Alternative #1: A “directed” trust is generally drafted so that a Trustees’ duties and discretion as to distributions and/or investments are removed by a provision in the trust agreement and/or by state statute and given to an investment committee/trustee, distribution committee/trustee, a trust advisor and/or trust protector. The general structure of a modern trust using a directed trustee is as follows:
1. An Administrative trustee (i.e. SDTC) who is typically based in a “directed” trust statute state (i.e. South Dakota) and/or is drafted into such a role in the trust document and exonerated from acting in a “directed” capacity. The administrative trustee is not responsible for the trust’s investment management, but instead takes direction from the Investment Committee. The administrative trustee’s typical duties are to title and take ownership of the trust assets, establish and maintain a trust bank account, prepare and/or sign the trust tax returns, prepare and send trust statements, make distributions and receive contributions, etc… Additionally, the administrative trustee ensures that the trust document is followed (i.e. if the investment managers are investing in hedge funds and the trust document prohibits hedge fund investing).

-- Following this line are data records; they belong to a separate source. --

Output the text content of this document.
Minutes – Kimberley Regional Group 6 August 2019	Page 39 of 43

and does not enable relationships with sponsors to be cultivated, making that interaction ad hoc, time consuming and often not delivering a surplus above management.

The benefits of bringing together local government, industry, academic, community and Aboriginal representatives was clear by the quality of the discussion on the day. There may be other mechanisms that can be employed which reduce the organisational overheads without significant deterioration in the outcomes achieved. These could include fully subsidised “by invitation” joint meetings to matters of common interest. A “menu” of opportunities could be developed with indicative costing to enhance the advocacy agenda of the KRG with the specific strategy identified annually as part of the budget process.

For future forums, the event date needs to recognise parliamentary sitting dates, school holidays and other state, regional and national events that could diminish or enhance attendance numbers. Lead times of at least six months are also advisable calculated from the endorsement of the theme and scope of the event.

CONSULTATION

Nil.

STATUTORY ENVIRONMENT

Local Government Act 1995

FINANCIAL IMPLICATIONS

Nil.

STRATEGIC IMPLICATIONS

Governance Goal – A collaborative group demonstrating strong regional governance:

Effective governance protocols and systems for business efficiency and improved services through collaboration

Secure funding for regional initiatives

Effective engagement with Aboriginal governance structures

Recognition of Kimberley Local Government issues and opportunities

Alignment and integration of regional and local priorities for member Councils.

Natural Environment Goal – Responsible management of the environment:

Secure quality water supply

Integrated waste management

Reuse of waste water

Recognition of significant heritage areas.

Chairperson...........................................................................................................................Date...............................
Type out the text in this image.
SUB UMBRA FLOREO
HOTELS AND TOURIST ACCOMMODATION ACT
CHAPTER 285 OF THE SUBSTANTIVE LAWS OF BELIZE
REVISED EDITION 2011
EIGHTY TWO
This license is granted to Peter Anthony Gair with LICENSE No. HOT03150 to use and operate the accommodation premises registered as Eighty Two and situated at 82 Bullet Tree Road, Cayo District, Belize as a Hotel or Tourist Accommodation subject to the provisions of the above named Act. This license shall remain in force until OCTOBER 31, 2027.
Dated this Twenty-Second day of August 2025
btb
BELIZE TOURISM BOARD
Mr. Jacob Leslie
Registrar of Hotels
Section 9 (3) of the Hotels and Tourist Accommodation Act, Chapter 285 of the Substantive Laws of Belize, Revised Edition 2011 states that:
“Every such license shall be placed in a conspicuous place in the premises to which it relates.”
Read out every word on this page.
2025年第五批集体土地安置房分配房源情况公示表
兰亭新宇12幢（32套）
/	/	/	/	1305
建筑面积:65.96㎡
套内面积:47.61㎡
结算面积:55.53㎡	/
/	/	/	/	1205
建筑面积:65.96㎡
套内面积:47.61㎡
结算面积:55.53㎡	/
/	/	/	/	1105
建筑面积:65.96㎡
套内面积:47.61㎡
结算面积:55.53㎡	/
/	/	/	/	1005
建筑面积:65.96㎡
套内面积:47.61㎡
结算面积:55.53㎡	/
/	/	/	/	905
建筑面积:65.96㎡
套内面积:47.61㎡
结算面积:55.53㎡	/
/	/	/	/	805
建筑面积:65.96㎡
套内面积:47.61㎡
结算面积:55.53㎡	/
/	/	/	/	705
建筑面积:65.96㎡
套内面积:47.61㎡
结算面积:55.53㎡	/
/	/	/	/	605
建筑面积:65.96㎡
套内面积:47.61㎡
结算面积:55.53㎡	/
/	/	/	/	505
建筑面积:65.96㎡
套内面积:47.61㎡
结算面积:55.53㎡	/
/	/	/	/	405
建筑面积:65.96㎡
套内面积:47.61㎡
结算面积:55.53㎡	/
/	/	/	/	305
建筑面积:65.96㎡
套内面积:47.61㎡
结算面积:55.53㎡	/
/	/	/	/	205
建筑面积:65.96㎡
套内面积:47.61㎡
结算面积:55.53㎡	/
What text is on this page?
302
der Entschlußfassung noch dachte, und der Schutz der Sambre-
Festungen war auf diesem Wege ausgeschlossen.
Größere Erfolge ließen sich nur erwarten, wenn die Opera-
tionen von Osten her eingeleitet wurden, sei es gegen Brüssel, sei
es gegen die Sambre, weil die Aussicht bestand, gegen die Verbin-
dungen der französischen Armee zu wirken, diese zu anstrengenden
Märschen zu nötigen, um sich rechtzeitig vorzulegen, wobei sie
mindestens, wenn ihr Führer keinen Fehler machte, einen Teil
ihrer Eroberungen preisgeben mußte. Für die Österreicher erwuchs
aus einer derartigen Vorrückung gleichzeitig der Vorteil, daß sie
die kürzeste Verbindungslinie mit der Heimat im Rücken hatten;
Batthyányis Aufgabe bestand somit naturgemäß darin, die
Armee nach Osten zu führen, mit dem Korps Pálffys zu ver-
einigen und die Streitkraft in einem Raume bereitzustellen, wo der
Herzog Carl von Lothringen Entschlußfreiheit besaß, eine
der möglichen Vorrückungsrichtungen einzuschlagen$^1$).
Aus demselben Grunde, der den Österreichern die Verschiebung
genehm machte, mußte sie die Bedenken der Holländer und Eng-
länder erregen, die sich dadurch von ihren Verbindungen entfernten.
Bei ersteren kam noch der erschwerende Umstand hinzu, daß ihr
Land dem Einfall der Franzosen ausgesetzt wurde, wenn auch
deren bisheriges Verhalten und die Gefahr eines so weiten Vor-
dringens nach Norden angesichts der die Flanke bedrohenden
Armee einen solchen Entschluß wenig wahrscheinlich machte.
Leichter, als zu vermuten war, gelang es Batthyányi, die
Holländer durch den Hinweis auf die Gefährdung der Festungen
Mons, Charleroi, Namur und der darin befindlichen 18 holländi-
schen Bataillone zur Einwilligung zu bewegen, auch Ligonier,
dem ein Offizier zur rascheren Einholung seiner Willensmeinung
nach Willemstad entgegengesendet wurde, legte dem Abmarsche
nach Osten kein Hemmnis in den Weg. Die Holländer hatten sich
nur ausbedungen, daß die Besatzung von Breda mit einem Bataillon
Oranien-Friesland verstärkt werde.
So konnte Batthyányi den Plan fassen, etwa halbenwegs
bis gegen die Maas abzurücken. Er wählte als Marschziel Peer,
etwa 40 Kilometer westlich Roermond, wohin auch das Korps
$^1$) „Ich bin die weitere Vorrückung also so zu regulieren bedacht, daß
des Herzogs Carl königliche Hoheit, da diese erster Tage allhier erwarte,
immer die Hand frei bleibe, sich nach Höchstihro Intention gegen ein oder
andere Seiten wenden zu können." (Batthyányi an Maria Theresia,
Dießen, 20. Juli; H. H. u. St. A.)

2. An Investment Trustee or Committee is typically comprised of the client’s family members and/or investment advisors, consultants and managers. The Investment Committee directs the administrative trustee (i.e. SDTC) regarding investment management of the trust. Generally, the grantor names a family member or members as the investment committee and they in turn hire the appropriate investment professionals. Alternatively, an investment professional may be hired directly as the investment committee. The Investment Committee may also direct and manage insurance, closely-held stock, partnerships, LLCs, real estate, art, and other illiquid assets held by the trust. Committee members may be chosen based upon their experience and expertise with a particular asset class.
3. A Distribution Trustee or Committee is also generally established to determine when discretionary trust distributions should be made. This committee is typically comprised of both family and independent members to accommodate both tax and non-tax sensitive distributions. The administrative trustee (i.e. SDTC) may also play a role on this committee as an independent committee member for tax sensitive distribution purposes.
4. Trust Protector: The Trust Protector is also being utilized more and more with domestic trusts to supplement the investment and distribution committees of many “directed trusts”. The first trust protector statute in the U.S. was in 1997 (SDCL-55-1B-6). Several states now have trust protector statutes. Advisors are drafting the trust protector function into the trust documents even in states without specific statutes.
Some of the common powers given to a trust protector are as follows:
(1). Modify or amend the trust instrument to achieve favorable tax status or respond to changes in the Internal Revenue Code, state law, or the rulings and regulations thereunder;
(2). Increase or decrease the interests of any beneficiaries to the trust;
(3). Modify the terms of any power of appointment granted by the trust. However, a modification or amendment may not grant a beneficial interest to any individual or class of individuals not specifically provided for under the trust instrument;
(4). Remove and appoint a trustee, trust advisor, investment committee member, or distribution committee member;
(5). Terminate the trust;
(6). Veto or direct trust distributions;
(7). Change situs or governing law of the trust, or both;
(8). Appoint a successor trust protector;
(9). Interpret terms of the trust instrument at the request of the trustee;
(10). Advise the trustee on matters concerning a beneficiary; and
(11). Amend or modify the trust instrument to take advantage of laws governing restraints on alienation, distribution of trust property, or the administration of the trust.